Suite aux terribles attaques survenues à Paris mi-novembre, les Parisiens cherchent confort dans la littérature, et dans un livre en particulier. Following the horrific attacks in Paris in mid-November, Parisians are seeking comfort in literature, and in one book in particular.
Shortly after the January attacks on Charlie Hebdo and the Jewish supermarket, people all around France flocked to bookstores to purchase a copy of Voltaire’s ‘Treatise on Tolerance’ as a mark of resistance against barbarity. This time following the horrendous shootings that left 130 people dead and wounded more than 350 other on Friday 13th November, French citizens are once again turning to literature for comfort, rushing to buy Hemingway’s masterpiece ‘A Moveable Feast’.
In his Paris memoir, published posthumously in 1964 and titled in French « Paris est une fête » (Paris is a party), the famed American author recounts his bohemian adventures in the French capital as a member of the Lost Generation in the 1920’s.
This surge in popularity can be explained in part by the fact that #Parisestunefete has recently become a patriotic hastag on social media, but most of all by the interview given by a woman known only as “Danielle” to French TV station BFM TV, in which she urged her fellow citizens to bring flowers to commemorate the dead and to read Hemingway’s tribute to Paris because “we are a very ancient civilization, and we will hold high the banner of our values, and we will show brotherhood to the five million Muslims who exercise their religion freely and kindly, and we will fight against the 10,000 barbarians who kill, they say, in the name of Allah.”

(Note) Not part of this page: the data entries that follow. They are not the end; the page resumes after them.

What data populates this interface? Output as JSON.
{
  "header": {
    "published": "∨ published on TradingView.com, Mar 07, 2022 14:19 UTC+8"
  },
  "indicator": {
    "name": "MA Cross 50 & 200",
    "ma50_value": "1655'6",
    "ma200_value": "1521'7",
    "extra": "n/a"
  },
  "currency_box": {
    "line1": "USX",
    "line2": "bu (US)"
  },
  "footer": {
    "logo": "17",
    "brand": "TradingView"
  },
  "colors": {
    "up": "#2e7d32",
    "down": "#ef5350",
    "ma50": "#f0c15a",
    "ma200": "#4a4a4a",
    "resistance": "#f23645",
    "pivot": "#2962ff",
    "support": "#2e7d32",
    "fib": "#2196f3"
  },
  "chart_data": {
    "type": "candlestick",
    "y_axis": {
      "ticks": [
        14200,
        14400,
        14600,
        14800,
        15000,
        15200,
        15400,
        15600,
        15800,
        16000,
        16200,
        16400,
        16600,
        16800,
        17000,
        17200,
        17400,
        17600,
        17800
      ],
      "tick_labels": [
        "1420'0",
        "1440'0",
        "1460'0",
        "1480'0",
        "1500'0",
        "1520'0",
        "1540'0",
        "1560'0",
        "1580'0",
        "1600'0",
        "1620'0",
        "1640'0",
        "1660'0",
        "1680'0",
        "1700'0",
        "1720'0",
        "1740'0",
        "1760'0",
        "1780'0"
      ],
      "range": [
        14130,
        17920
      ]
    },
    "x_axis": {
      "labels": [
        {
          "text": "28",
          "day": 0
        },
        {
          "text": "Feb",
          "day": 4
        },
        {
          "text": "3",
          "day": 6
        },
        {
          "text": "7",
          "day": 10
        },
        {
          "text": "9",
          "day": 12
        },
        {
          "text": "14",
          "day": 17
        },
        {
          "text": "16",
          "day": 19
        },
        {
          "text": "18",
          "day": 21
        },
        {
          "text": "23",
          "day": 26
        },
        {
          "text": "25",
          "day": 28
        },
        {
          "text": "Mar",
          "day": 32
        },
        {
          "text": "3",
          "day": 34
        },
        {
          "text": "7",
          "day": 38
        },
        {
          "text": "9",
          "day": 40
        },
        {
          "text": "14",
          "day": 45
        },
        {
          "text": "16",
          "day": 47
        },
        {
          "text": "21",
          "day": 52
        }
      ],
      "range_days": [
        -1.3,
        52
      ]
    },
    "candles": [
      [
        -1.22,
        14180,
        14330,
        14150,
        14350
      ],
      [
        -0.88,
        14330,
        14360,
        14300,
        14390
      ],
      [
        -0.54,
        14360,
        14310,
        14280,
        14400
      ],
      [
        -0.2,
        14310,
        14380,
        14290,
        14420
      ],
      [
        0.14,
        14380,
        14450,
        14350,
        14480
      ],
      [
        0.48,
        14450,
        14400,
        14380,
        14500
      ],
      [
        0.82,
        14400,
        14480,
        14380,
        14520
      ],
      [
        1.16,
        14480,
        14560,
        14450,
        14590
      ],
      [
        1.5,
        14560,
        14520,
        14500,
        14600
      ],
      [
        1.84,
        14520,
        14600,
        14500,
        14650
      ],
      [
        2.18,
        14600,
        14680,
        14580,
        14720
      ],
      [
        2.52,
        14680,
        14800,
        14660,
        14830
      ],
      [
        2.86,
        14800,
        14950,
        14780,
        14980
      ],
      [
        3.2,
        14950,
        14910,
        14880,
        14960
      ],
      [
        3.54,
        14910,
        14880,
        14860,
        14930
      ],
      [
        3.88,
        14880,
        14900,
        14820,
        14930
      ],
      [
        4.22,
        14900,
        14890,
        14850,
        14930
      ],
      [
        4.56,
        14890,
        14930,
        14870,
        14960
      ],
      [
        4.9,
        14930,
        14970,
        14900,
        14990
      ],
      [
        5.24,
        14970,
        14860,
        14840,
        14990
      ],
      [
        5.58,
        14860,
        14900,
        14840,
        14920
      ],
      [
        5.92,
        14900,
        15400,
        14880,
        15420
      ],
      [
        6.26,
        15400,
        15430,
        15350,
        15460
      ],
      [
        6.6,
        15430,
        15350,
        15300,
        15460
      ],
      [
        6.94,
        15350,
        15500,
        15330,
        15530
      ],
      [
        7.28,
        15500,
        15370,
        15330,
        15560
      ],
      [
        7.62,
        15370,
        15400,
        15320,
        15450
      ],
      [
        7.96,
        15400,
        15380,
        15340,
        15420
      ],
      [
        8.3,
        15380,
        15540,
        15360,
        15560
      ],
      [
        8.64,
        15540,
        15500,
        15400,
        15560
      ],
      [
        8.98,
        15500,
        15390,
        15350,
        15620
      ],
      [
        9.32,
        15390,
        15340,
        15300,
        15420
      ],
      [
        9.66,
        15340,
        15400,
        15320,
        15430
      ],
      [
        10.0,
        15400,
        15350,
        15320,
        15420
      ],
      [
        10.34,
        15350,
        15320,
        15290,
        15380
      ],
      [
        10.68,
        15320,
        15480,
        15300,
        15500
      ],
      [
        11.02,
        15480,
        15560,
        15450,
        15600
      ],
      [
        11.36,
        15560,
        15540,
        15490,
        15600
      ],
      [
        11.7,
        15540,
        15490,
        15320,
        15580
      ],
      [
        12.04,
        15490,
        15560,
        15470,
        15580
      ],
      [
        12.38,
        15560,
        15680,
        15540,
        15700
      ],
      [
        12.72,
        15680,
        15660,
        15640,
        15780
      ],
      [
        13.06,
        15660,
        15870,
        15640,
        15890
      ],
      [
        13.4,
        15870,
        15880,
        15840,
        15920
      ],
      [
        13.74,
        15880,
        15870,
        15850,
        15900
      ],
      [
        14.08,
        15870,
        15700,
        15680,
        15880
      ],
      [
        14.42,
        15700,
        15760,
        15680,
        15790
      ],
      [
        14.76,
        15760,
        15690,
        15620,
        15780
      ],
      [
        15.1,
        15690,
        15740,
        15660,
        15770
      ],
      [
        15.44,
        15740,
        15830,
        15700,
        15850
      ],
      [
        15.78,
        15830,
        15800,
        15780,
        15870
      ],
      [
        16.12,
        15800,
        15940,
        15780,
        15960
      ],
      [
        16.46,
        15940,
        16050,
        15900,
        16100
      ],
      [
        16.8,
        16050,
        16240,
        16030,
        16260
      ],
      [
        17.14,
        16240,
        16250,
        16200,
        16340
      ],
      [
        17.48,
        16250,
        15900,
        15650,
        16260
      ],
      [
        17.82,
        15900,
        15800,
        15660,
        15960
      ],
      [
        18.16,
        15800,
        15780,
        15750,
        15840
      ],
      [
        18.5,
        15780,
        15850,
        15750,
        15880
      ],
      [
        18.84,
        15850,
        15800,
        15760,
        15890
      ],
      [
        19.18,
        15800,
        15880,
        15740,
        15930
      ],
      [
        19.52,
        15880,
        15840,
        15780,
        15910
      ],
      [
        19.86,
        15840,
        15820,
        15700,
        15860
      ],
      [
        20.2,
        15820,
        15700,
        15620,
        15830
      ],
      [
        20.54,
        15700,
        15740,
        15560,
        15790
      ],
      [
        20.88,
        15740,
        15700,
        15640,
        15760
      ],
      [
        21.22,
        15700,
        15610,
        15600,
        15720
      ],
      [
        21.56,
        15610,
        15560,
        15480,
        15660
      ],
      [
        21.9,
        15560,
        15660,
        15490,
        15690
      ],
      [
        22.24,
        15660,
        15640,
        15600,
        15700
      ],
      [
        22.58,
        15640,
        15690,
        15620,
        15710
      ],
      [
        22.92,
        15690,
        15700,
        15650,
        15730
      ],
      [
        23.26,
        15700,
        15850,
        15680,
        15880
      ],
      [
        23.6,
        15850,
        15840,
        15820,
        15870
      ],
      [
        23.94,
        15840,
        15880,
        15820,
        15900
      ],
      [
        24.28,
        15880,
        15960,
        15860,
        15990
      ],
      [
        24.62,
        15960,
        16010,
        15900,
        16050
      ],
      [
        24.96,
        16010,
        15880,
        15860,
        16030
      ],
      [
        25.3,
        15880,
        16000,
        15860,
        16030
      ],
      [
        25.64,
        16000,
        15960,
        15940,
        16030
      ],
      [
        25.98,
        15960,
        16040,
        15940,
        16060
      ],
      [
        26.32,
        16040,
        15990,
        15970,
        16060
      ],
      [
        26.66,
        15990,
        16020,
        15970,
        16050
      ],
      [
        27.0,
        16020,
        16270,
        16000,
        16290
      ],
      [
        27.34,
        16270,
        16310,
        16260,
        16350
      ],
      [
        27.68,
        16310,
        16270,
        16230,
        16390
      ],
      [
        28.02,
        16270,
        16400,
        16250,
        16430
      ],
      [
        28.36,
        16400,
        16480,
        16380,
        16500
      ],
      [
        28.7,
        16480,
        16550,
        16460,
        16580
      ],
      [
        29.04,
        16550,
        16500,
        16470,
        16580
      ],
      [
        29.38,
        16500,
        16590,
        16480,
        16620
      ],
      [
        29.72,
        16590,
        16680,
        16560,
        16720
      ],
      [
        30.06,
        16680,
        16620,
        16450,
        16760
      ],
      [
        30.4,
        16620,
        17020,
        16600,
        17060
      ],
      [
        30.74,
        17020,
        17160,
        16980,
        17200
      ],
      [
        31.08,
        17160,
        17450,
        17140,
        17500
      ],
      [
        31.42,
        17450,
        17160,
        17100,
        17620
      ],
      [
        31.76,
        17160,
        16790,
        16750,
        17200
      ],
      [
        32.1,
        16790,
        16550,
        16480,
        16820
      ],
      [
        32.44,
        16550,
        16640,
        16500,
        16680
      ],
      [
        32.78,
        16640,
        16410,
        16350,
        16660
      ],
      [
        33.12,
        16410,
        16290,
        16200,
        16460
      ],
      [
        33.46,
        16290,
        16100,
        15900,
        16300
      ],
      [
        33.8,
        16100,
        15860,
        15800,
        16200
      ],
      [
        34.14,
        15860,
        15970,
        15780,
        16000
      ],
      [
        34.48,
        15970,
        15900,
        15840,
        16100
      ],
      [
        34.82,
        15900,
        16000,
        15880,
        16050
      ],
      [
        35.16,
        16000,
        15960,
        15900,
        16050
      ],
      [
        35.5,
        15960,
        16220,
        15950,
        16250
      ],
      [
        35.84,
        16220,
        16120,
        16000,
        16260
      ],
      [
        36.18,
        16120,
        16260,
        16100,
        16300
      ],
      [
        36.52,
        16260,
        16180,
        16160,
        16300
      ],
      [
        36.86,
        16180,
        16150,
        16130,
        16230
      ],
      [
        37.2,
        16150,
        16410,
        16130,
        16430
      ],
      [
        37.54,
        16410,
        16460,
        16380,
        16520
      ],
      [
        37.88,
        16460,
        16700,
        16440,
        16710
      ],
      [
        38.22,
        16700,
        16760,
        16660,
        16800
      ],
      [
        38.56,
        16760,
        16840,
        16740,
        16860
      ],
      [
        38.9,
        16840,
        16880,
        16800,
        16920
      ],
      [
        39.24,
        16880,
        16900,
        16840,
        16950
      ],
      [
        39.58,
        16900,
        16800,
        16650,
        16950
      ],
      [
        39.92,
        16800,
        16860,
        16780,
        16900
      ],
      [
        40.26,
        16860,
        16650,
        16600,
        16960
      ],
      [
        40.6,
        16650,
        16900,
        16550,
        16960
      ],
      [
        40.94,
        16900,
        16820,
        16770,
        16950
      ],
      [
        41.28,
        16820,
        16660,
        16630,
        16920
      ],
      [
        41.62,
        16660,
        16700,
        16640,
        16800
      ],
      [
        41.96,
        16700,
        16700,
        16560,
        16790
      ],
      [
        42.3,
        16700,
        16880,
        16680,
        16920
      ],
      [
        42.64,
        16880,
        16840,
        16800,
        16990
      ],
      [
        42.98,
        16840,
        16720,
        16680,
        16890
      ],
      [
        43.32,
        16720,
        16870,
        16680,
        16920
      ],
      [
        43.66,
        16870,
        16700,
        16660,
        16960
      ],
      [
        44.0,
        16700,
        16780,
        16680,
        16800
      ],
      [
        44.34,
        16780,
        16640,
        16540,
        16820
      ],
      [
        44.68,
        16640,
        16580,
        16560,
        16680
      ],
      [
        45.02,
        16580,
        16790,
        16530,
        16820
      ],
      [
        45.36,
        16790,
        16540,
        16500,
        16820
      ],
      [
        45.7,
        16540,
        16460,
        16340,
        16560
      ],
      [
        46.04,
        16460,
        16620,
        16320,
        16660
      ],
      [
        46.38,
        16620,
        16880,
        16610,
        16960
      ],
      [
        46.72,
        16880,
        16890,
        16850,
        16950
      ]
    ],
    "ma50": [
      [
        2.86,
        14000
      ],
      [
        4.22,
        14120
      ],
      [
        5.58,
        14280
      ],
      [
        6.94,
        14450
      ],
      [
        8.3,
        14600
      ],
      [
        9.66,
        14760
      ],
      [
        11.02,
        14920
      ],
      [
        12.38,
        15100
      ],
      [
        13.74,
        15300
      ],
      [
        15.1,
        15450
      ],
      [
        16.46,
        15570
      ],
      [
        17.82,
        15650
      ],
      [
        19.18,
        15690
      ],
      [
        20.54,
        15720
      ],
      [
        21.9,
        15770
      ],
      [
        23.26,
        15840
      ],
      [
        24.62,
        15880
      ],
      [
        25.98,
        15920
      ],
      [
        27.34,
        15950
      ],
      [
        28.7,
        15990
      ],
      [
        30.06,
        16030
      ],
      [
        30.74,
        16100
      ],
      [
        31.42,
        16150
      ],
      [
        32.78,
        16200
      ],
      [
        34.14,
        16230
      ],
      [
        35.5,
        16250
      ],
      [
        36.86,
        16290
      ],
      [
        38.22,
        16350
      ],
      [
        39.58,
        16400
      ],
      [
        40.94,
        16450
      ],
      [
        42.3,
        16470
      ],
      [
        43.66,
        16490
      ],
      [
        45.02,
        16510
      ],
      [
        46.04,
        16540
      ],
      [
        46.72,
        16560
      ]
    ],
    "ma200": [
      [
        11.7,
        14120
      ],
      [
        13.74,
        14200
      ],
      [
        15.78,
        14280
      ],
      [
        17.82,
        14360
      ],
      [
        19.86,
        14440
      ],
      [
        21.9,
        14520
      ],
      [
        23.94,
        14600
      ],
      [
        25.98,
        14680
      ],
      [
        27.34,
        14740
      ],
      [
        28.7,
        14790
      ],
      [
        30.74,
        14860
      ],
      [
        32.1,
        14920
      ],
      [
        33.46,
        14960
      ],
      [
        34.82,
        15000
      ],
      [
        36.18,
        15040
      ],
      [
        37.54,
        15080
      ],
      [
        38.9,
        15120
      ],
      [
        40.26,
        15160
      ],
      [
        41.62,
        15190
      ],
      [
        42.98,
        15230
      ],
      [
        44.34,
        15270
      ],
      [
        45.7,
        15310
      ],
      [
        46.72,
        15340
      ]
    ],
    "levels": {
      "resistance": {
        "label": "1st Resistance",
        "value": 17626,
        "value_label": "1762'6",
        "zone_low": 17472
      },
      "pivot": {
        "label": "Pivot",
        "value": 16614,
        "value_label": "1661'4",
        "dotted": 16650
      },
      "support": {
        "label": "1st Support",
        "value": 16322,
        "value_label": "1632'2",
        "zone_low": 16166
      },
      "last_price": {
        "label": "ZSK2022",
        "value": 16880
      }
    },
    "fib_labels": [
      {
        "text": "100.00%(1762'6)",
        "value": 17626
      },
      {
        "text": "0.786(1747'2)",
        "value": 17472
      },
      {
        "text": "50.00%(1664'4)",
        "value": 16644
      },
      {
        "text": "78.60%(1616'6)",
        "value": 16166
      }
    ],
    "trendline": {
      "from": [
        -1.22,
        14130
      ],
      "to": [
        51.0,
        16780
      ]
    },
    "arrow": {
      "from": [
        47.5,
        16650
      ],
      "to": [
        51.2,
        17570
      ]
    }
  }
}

As a consequence, while the book has shot to the top of the literary charts, copies have also been placed along with flowers and candles on the sites of the massacres to show that no matter what, Paris will remain one of world’s capitals of culture.
And if ‘A Moveable Feast‘ is far from being misty-eyed about Paris, it remains a beautiful celebration of the city, described as an exciting place with a festive way of life. After all, as Hemingway himself wrote in the opening lines: “If you are lucky enough to have lived in Paris as a young man, then wherever you go for the rest of your life, it stays with you, for Paris is a moveable feast.”